I’ve got a galley copy of culture critic Lee Siegel’s forthcoming collection “Falling Upwards: Essays in Defense of the Imagination,” and it looks like a feast of ideas and lively writing.

Andrew Sullivan has, in recent months, enjoyed picking on Siegel with “Poseur Alerts” for pretentious writing (I was awarded one, deservedly, a few years ago), and there certainly are moments when Siegel’s erudition gets the better of him.

Indeed, I thought for sure that Siegel would be all wet with a piece (included in “Falling Upwards,” due next month) comparing Jack Nicholson’s bigger-than-one-character-can-contain onscreen persona with Kevin Spacey’s. But darn it if the thing doesn’t hang together - and strongly persuade.

Siegels’ gist is this: The stock Nicholson character of the 1970s fit the era perfectly: He was the yearning, sexual, rebellious male, prone to colorful outbursts. Then, by the ‘80s and ‘90s, when, Siegel writes, “business culture gained a foothold in American society that it hadn’t had since the 1920s,” Nicholson became less a “hero” than a “freak” in movies like “Prizzi’s Honor,” “The Witches of Eastwick,” “Batman” and “Wolf.”

Enter Kevin Spacey. Siegel asserts that Spacey turned Nicholson’s persona on its head: In movies like “Glengarry Glen Ross,” “The Usual Suspects,” “Swimming with Sharks,” “Hurlyburly” and “American Beauty,” Spacey took Jack’s “alienated, destabilizing outsider” and turned him into an “alienated, destabilizing insider.”
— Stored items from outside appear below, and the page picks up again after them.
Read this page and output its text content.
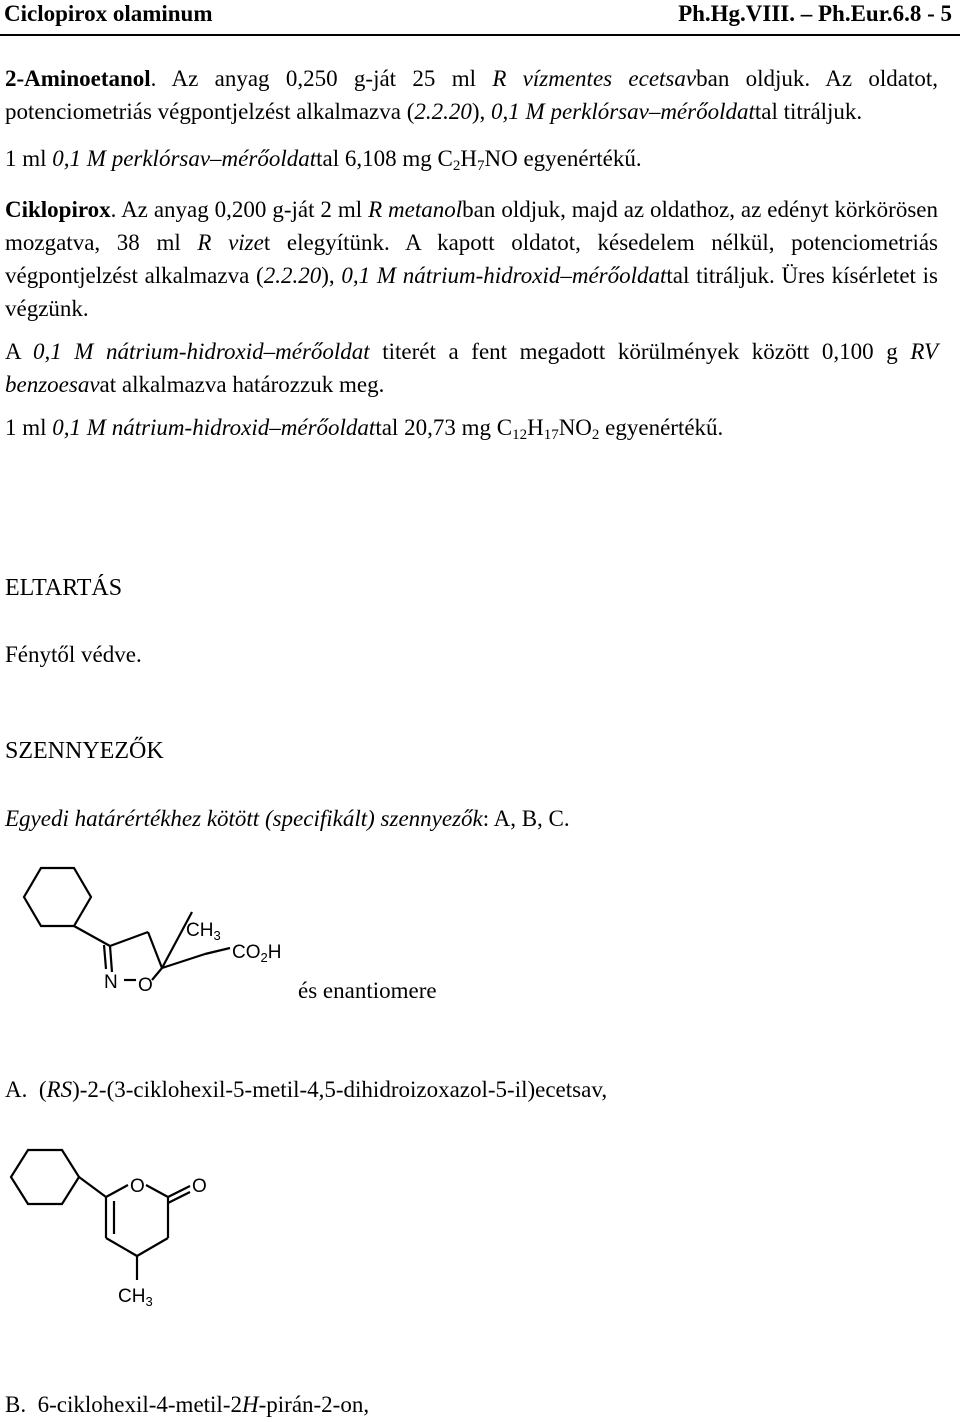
Ciclopirox olaminum	Ph.Hg.VIII. – Ph.Eur.6.8 - 5

2-Aminoetanol. Az anyag 0,250 g-ját 25 ml R vízmentes ecetsavban oldjuk. Az oldatot, potenciometriás végpontjelzést alkalmazva (2.2.20), 0,1 M perklórsav–mérőoldattal titráljuk.

1 ml 0,1 M perklórsav–mérőoldattal 6,108 mg $C_2H_7NO$ egyenértékű.

Ciklopirox. Az anyag 0,200 g-ját 2 ml R metanolban oldjuk, majd az oldathoz, az edényt körkörösen mozgatva, 38 ml R vizet elegyítünk. A kapott oldatot, késedelem nélkül, potenciometriás végpontjelzést alkalmazva (2.2.20), 0,1 M nátrium-hidroxid–mérőoldattal titráljuk. Üres kísérletet is végzünk.

A 0,1 M nátrium-hidroxid–mérőoldat titerét a fent megadott körülmények között 0,100 g RV benzoesavat alkalmazva határozzuk meg.

1 ml 0,1 M nátrium-hidroxid–mérőoldattal 20,73 mg $C_{12}H_{17}NO_2$ egyenértékű.

ELTARTÁS
Fénytől védve.
SZENNYEZŐK
Egyedi határértékhez kötött (specifikált) szennyezők: A, B, C.
$CH_3$
$CO_2H$
N O	és enantiomere
A. (RS)-2-(3-ciklohexil-5-metil-4,5-dihidroizoxazol-5-il)ecetsav,
O O
$CH_3$
B. 6-ciklohexil-4-metil-2H-pirán-2-on,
And - here’s the most intriguing part of Siegel’s thesis - he did so by toying artfully with the longstanding rumor that he’s homosexual. Writes Siegel: “It’s tantalizing to think that it has something to do with the defeat of Nicholson’s rebellious, vexed, working-class heterosexual heroes. Whereas the Nicholson character’s passionate openness spelled his doom, Spacey refuses to be open about anything. It’s as if he’s learned his lesson from Nicholson. His insolence, his defiance come from within. Nicholson’s persona was fire; Spacey’s is ice.”

I’m not sure I can swallow Siegel’s thesis whole, especially since Spacey has all but lost his icy edge, but the piece is well-argued and exceptionally well-written - as is the rest of the anthology. Check it out.